I started a Systematic Theology class today with John Stackhouse and he started out talking about why we do Systematic Theology and all that intro type stuff… One of the things he touched on was the difference between the Modern world and the Post-Modern world. The modern world recognized the tension and irreconcilability of living as different personae in different spheres of life. While this didn’t necessarily mean that people would stop living differently, they would most likely recognize that strain (and might even feel guilty about it). Those of the post-modern frame of mind will often not even see the inconsistencies and are perfectly fine living what would traditionally be considered “fragmented” (so, of course, have nothing to feel guilty about).

In post-modern society we don’t have to worry about resolving inconsistencies. One example Stackhouse gave was a statistic from Canada (I will assume that the US has similar stats) that (roughly, as I can’t remember exactly) a very large portion of Canadians considered themselves Christian (I think it was as high as 80 or 90%) but that some 20% of those people also believed in reincarnation.

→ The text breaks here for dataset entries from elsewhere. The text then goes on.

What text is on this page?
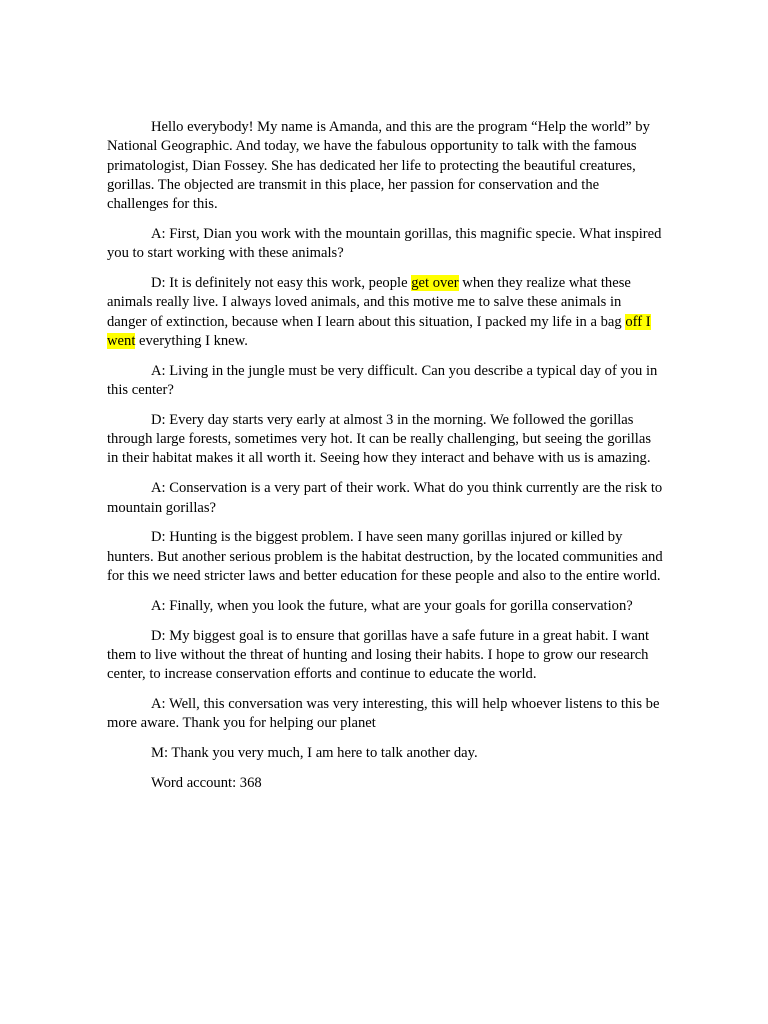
Hello everybody! My name is Amanda, and this are the program “Help the world” by National Geographic. And today, we have the fabulous opportunity to talk with the famous primatologist, Dian Fossey. She has dedicated her life to protecting the beautiful creatures, gorillas. The objected are transmit in this place, her passion for conservation and the challenges for this.

A: First, Dian you work with the mountain gorillas, this magnific specie. What inspired you to start working with these animals?

D: It is definitely not easy this work, people get over when they realize what these animals really live. I always loved animals, and this motive me to salve these animals in danger of extinction, because when I learn about this situation, I packed my life in a bag off I went everything I knew.

A: Living in the jungle must be very difficult. Can you describe a typical day of you in this center?

D: Every day starts very early at almost 3 in the morning. We followed the gorillas through large forests, sometimes very hot. It can be really challenging, but seeing the gorillas in their habitat makes it all worth it. Seeing how they interact and behave with us is amazing.

A: Conservation is a very part of their work. What do you think currently are the risk to mountain gorillas?

D: Hunting is the biggest problem. I have seen many gorillas injured or killed by hunters. But another serious problem is the habitat destruction, by the located communities and for this we need stricter laws and better education for these people and also to the entire world.

A: Finally, when you look the future, what are your goals for gorilla conservation?

D: My biggest goal is to ensure that gorillas have a safe future in a great habit. I want them to live without the threat of hunting and losing their habits. I hope to grow our research center, to increase conservation efforts and continue to educate the world.

A: Well, this conversation was very interesting, this will help whoever listens to this be more aware. Thank you for helping our planet

M: Thank you very much, I am here to talk another day.

Word account: 368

This type of inconsistency within Christianity seems absurd to the traditionalist (or more conservative Evangelical) but it seems that many in the (post-modern) church don’t mind holding such views.

A solid understanding of systematic theology will help move to an if this, then that mode of thinking instead of something more fragmented. The indicative and the imperative. If I believe this, then I should act in that way. If I know this, then I should do that. We need to look for what is true, what actually is the case instead of holding belief in anything just because we think we can. Systematic theology must be a cogent theology, it must be both persuasive and significant, both non-trivial and well evidenced, well warranted. If people had a cogent systematic there would be less room for fragmented and inconsistent belief.

Along with fragmented beliefs, post-modernity brings along its distrust for authority. People are not as willing to just believe what the pastor up front has to say. This is something Christians must take seriously. Not only should we take it seriously, we should recognize that that isn’t entirely bad because we must affirm that all human authority is in the hands of sinners. Truth must still be spoken into that context.

Relationships are more important than systematic theology but in order to have a real, well founded relationship it must be based in something solid. We can’t be a very good human if we are running on bad ideas. Having an understanding of systematic theology will provide that foundation as well as allow fragmentation to be ruled out so a more healthy and cohesive belief in the One can be held.

-Matt Jones

  1. January 19th, 2006 at 14:21 | #1

    I would agree as long as the theology is coming from the Voice of the Holy Spirit. You might enjoy the Holy Spirit’s direct messages on The Holy Inheritance blog, since many of the same issues are addressed. ANyway, may you experience great blessings in your study.

  2. January 19th, 2006 at 18:01 | #2

    Without the Holy Spirit, theology is meaningless. Islam has theology, Hinduism has theology, Shinto has theology, and on and on but they lack the Holy Spirit. But that Holy Spirit blessed theology MUST be biblically founded and not just something that I happen to think comes from the Holy Spirit.